Jacinto writes about missing his family, friends, and home:
Never in my life have I lived in another country until this opportunity. At first, I thought living in another country was the best. I thought I would have new opportunities, new friends and new things. I am in another country now and have the things I imagined, but I forgot something important: homesickness.
I have been living for five months in the United States and have learned a lot of things like English, a little bit more about leadership and other things. I have learned how to live alone. This part is so hard for me, because in NPH I have always lived with lots of people and had people around me. Sometimes here I stay at home alone and it makes me sad and I don’t know what to do.
Also, I have been in so many places. Seattle is a wonderful city. It has huge buildings, lots of trees and is a clean city. However, there is one thing that I don’t like: rain. It rains all the time and when it’s sunny is a miracle for me. I am studying English and I love the college. There are a lot of people from different parts of the world. Most of them are from Asia. It is so interesting to talk with them and learn about new cultures and learn words in different languages.

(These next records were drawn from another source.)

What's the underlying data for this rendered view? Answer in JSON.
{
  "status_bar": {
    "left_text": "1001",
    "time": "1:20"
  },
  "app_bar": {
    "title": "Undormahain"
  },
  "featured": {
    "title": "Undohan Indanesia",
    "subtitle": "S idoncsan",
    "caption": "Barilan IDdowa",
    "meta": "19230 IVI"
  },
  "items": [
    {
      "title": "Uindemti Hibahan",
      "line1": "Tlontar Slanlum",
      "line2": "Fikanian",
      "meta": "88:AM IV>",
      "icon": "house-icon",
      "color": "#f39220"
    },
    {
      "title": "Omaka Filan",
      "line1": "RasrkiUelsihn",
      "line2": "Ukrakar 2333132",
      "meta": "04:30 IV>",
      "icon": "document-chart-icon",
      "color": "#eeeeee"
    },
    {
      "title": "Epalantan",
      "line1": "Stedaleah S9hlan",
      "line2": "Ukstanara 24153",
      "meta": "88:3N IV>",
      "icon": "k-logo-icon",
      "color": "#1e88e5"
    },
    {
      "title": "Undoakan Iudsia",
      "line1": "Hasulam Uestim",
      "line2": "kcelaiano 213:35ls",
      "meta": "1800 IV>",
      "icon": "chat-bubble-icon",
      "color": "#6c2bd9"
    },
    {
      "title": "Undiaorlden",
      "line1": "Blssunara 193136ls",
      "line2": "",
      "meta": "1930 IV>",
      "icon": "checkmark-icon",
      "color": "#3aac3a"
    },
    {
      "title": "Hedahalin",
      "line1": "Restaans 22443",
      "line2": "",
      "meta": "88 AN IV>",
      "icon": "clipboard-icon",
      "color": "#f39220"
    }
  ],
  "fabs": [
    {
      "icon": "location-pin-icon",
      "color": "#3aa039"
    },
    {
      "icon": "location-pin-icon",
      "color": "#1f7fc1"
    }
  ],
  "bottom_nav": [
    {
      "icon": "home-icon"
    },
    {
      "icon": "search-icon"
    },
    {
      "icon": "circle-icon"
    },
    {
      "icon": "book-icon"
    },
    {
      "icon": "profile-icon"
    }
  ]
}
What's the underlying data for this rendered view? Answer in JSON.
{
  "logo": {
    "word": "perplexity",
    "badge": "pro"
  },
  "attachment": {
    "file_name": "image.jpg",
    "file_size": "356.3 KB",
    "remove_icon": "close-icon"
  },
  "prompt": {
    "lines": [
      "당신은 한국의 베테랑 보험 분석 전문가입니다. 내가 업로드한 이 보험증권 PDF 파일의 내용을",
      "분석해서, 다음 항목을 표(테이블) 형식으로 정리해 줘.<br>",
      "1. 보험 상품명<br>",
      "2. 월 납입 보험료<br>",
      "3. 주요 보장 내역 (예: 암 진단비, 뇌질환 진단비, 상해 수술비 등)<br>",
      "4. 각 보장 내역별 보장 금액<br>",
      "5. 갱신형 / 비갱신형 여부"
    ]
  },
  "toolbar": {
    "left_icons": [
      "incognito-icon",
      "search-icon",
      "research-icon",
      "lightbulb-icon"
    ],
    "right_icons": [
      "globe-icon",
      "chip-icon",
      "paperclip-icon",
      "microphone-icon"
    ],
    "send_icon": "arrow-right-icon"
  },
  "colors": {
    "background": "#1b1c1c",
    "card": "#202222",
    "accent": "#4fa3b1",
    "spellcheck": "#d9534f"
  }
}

I am living with a host family, they have been my godparents for a few years and of course, they are a wonderful family. I have my own bedroom, desk, food and so many distractions like games, but even if I have a lot of things I still miss my family, NPH. It doesn’t matter how much I have, I still miss my friends because I have grown with them. They are my family, they are my life and they are everything for me. The first thing I remember when I am sad is them. Presently, I am so excited about going back to Guatemala and seeing my family again because I miss the noise, the children, my country, everything.
For me, happiness is not the things I have. Happiness is my family, it is helping them, sharing with them and loving them.